For two whole months I felt hungry at night and in the morning, I think I got used to this feeling and learned to suppress it with various activities (for example, running, drinking tea, etc.). But I was hungry and a large part of my mornings consisted of waiting for that magical hour of 12 pm and the opportunity to eat something.
At some point, it stopped being a new and exciting challenge and became a grind, and weight loss slowed significantly. Oh, those eating crises…
Second, it turns out that intermittent fasting is not an easy nutritional plan to follow on a daily basis. I was very wrong about that. It turns out that fasting requires a very regimented lifestyle, with the same wake-up times, activities, and nighttime routine every day.
“Worth it”
In my case, intermittent fasting clashed with the demands of my professional life, business trips, when I had to wake up at dawn and it was very difficult to go without eating for not four, but six hours. This way of eating was also completely incompatible with my nighttime social life.
The first month I pretty much gave up so as not to be “tempted”, but then I missed dinners with friends, going out for drinks, etc. on those special occasions, but you know – the more deviations, the harder it is to get back on track.
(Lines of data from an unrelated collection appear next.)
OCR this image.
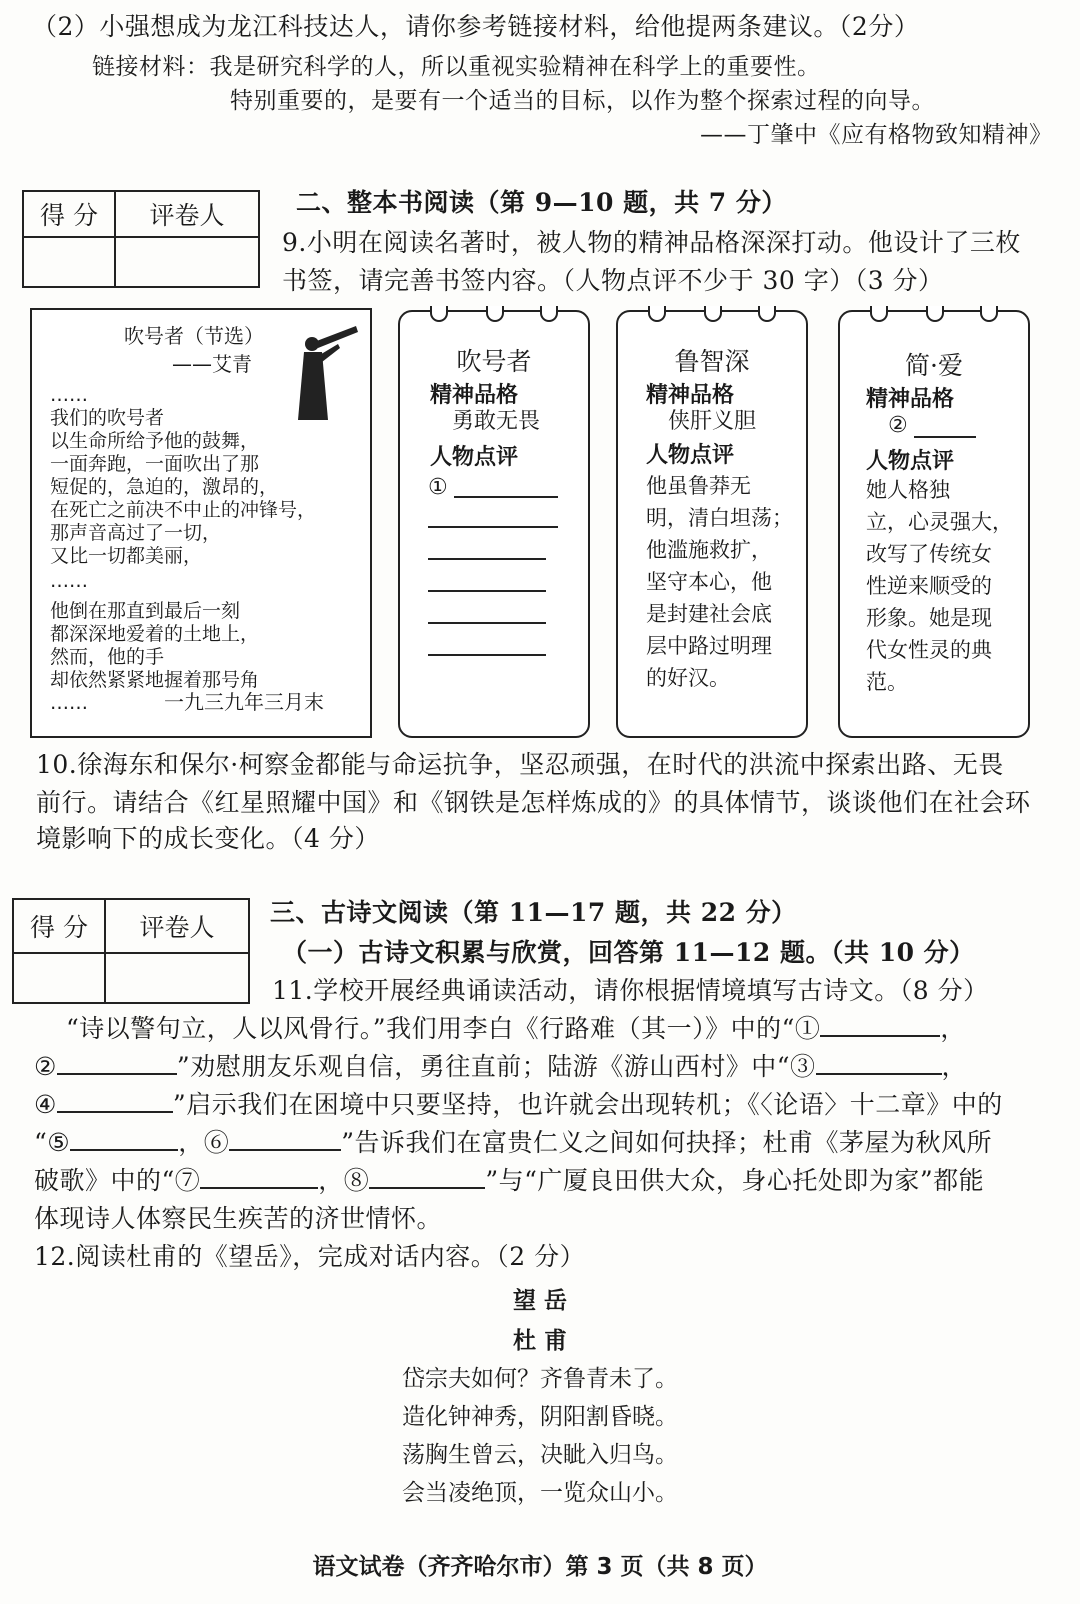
（2）小强想成为龙江科技达人，请你参考链接材料，给他提两条建议。（2分）
链接材料：我是研究科学的人，所以重视实验精神在科学上的重要性。
特别重要的，是要有一个适当的目标，以作为整个探索过程的向导。
——丁肇中《应有格物致知精神》
得 分	评卷人
		二、整本书阅读（第 9—10 题，共 7 分）
9.小明在阅读名著时，被人物的精神品格深深打动。他设计了三枚
书签，请完善书签内容。（人物点评不少于 30 字）（3 分）
吹号者（节选）
——艾青
……
我们的吹号者
以生命所给予他的鼓舞，
一面奔跑，一面吹出了那
短促的，急迫的，激昂的，
在死亡之前决不中止的冲锋号，
那声音高过了一切，
又比一切都美丽，
……
他倒在那直到最后一刻
都深深地爱着的土地上，
然而，他的手
却依然紧紧地握着那号角
……	一九三九年三月末
吹号者
精神品格
勇敢无畏
人物点评
①
鲁智深
精神品格
侠肝义胆
人物点评
他虽鲁莽无
明，清白坦荡；
他滥施救扩，
坚守本心，他
是封建社会底
层中路过明理
的好汉。
简·爱
精神品格
②
人物点评
她人格独
立，心灵强大，
改写了传统女
性逆来顺受的
形象。她是现
代女性灵的典
范。
10.徐海东和保尔·柯察金都能与命运抗争，坚忍顽强，在时代的洪流中探索出路、无畏
前行。请结合《红星照耀中国》和《钢铁是怎样炼成的》的具体情节，谈谈他们在社会环
境影响下的成长变化。（4 分）
得 分	评卷人

三、古诗文阅读（第 11—17 题，共 22 分）
（一）古诗文积累与欣赏，回答第 11—12 题。（共 10 分）
11.学校开展经典诵读活动，请你根据情境填写古诗文。（8 分）
“诗以警句立，人以风骨行。”我们用李白《行路难（其一）》中的“①	，
②	”劝慰朋友乐观自信，勇往直前；陆游《游山西村》中“③	，
④	”启示我们在困境中只要坚持，也许就会出现转机；《〈论语〉十二章》中的
“⑤	，⑥	”告诉我们在富贵仁义之间如何抉择；杜甫《茅屋为秋风所
破歌》中的“⑦	，⑧	”与“广厦良田供大众，身心托处即为家”都能
体现诗人体察民生疾苦的济世情怀。
12.阅读杜甫的《望岳》，完成对话内容。（2 分）
望 岳
杜 甫
岱宗夫如何？齐鲁青未了。
造化钟神秀，阴阳割昏晓。
荡胸生曾云，决眦入归鸟。
会当凌绝顶，一览众山小。
语文试卷（齐齐哈尔市）第 3 页（共 8 页）
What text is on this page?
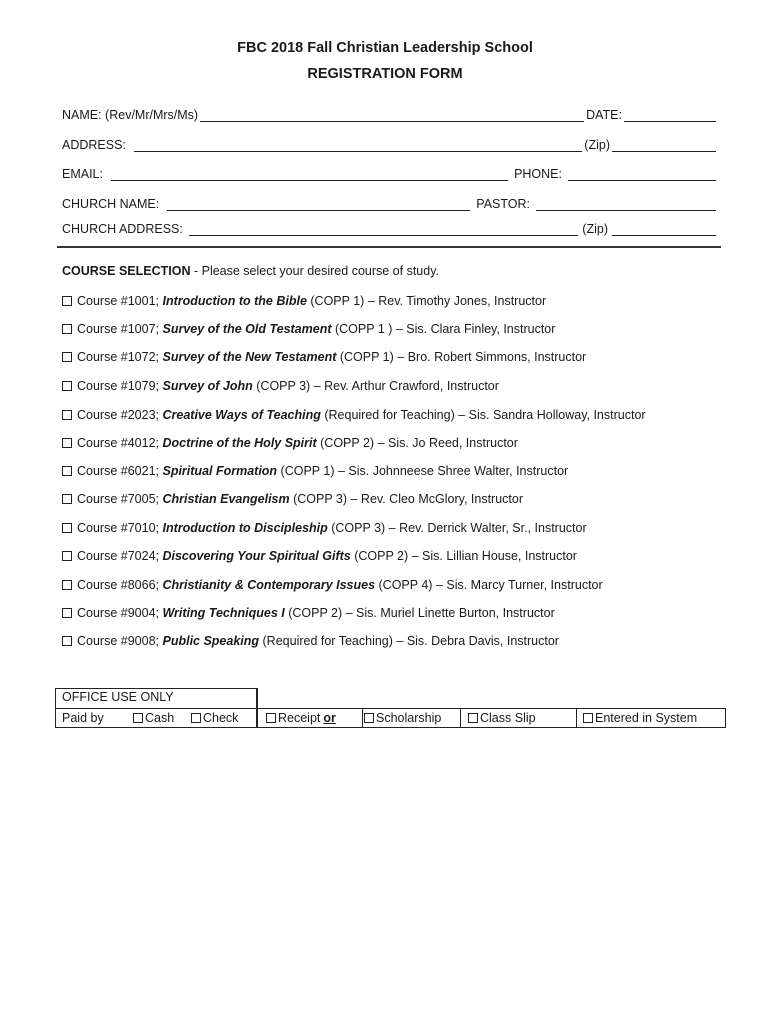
FBC 2018 Fall Christian Leadership School
REGISTRATION FORM
NAME: (Rev/Mr/Mrs/Ms)	DATE:
ADDRESS:	(Zip)
EMAIL:	PHONE:
CHURCH NAME:	PASTOR:
CHURCH ADDRESS:	(Zip)
COURSE SELECTION - Please select your desired course of study.
Course #1001; Introduction to the Bible (COPP 1) – Rev. Timothy Jones, Instructor
Course #1007; Survey of the Old Testament (COPP 1 ) – Sis. Clara Finley, Instructor
Course #1072; Survey of the New Testament (COPP 1) – Bro. Robert Simmons, Instructor
Course #1079; Survey of John (COPP 3) – Rev. Arthur Crawford, Instructor
Course #2023; Creative Ways of Teaching (Required for Teaching) – Sis. Sandra Holloway, Instructor
Course #4012; Doctrine of the Holy Spirit (COPP 2) – Sis. Jo Reed, Instructor
Course #6021; Spiritual Formation (COPP 1) – Sis. Johnneese Shree Walter, Instructor
Course #7005; Christian Evangelism (COPP 3) – Rev. Cleo McGlory, Instructor
Course #7010; Introduction to Discipleship (COPP 3) – Rev. Derrick Walter, Sr., Instructor
Course #7024; Discovering Your Spiritual Gifts (COPP 2) – Sis. Lillian House, Instructor
Course #8066; Christianity & Contemporary Issues (COPP 4) – Sis. Marcy Turner, Instructor
Course #9004; Writing Techniques I (COPP 2) – Sis. Muriel Linette Burton, Instructor
Course #9008; Public Speaking (Required for Teaching) – Sis. Debra Davis, Instructor
OFFICE USE ONLY
Paid by	Cash Check	Receipt or	Scholarship	Class Slip	Entered in System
Despite these difficulties, I think it was worth trying to see if it really works. And to see where our weaknesses are, even if it is to try to eliminate them in the future. I think I will try the intermittent fasting adventure again.
Maybe this time, to increase my chances of success, I will decide on a slightly shorter fasting time, i.e. the 14:10 version. The only question is whether to choose a later dinner (at 10 pm) or an earlier breakfast (for example, at 10 am)? I still have to think about it.